September 27, 2013

Emmaus Walk / Debra Tomaselli

Slowing down and really listening: A lesson in love

Debra Tomaselli“As they continued their journey, he entered a village where a woman whose name was Martha welcomed him. She had a sister named Mary [who] sat beside the Lord at his feet listening to him speak. Martha, burdened with much serving, came to him and said, ‘Lord, do you not care that my sister has left me by myself to do the serving? Tell her to help me.’ The Lord said to her in reply, ‘Martha, Martha, you are anxious and worried about many things. There is need of only one thing. Mary has chosen the better part and it will not be taken from her’ ” (Lk 10: 38-42).

School is in full swing! While in the midst of chaotic mornings and after-school dashes to soccer practices, fixing lunches and cooking dinners, volunteering in the classroom and helping with homework assignments, most parents can easily relate to Martha.

But as Martha is busy making preparations, Mary sits at the feet of our Lord and listens. When Martha complains that Mary is not busy enough, Jesus reminds her that time spent listening is the better part. In the midst of our skyrocketing commitments, this gentle reminder applies to us all.

When I was in the throes of parenting and balancing household responsibilities, I read books for support and guidance.

At a time when our preteenager was flexing her independence and my husband and I were trying to maintain control, our home became increasingly turbulent. One book in particular offered invaluable advice that restored harmony. The solution was so simple and effective that I must share it.

The book suggested listening to your child. However, it gave directions on how.

Listen attentively, it said. Make eye contact, nod your head, and repeat what is being said in the form of a question.

Listen constructively, the instruction continued. Without interrupting, without criticism, and without giving your opinion of what is being said.

The author recommended listening to your child in this manner for a minimum of 10 minutes a day, giving your undivided, respectful attention.

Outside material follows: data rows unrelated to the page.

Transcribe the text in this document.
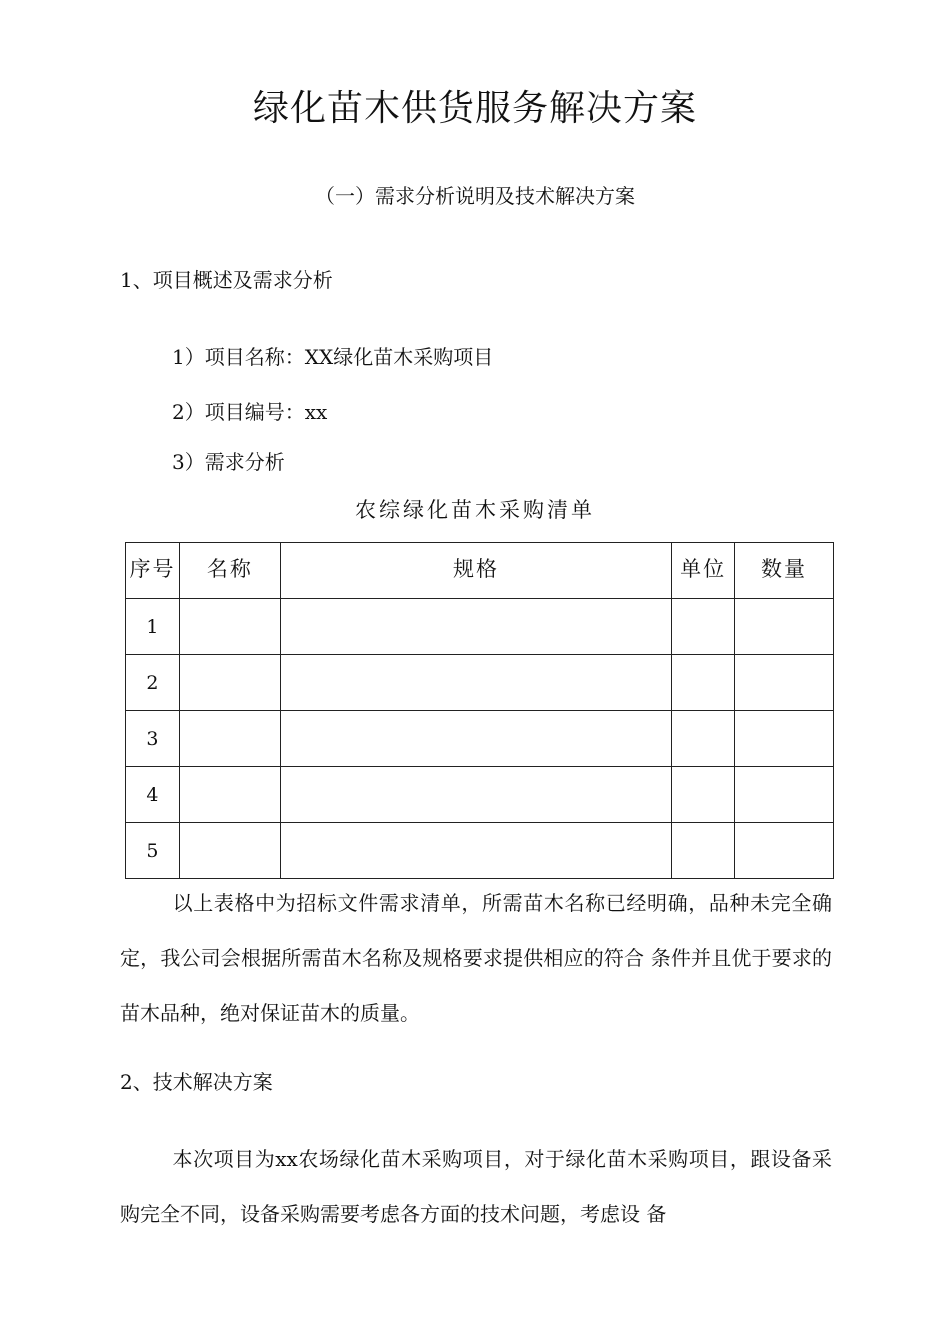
绿化苗木供货服务解决方案
（一）需求分析说明及技术解决方案
1、项目概述及需求分析
1）项目名称：XX绿化苗木采购项目
2）项目编号：xx
3）需求分析
农综绿化苗木采购清单
序号	名称	规格	单位	数量
1				
2				
3				
4				
5				
以上表格中为招标文件需求清单，所需苗木名称已经明确，品种未完全确定，我公司会根据所需苗木名称及规格要求提供相应的符合 条件并且优于要求的苗木品种，绝对保证苗木的质量。
2、技术解决方案
本次项目为xx农场绿化苗木采购项目，对于绿化苗木采购项目，跟设备采购完全不同，设备采购需要考虑各方面的技术问题，考虑设 备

I implemented the author’s suggestion, devoting those moments to listening to my daughter. It wasn’t easy. Initially, I fought the urge to criticize, interrupt and get distracted by other responsibilities. The minutes dragged.

But I persevered, and eventually, effective listening became a habit. Our younger children benefitted from our improved listening skills, and mutual respect reigned in our home.

Listening—really listening—was vital advice. Put simply, I learned that our children wanted to know their opinion was validated. They needed to be heard.

Once I listened to them, they listened to me.

Someone once said listening is love. When we choose to cultivate love in our lives, we see God. Just as Jesus confirms that Mary had chosen the better part by listening to him, you too can choose the better part.

So make eye contact. Skip the criticism. Hold the opinions. Nod your head. Repeat what is being said in the form of a question.

Listen. Really listen. Make it a lifelong habit.

I promise, you’ll see the love of God manifested in a whole new way.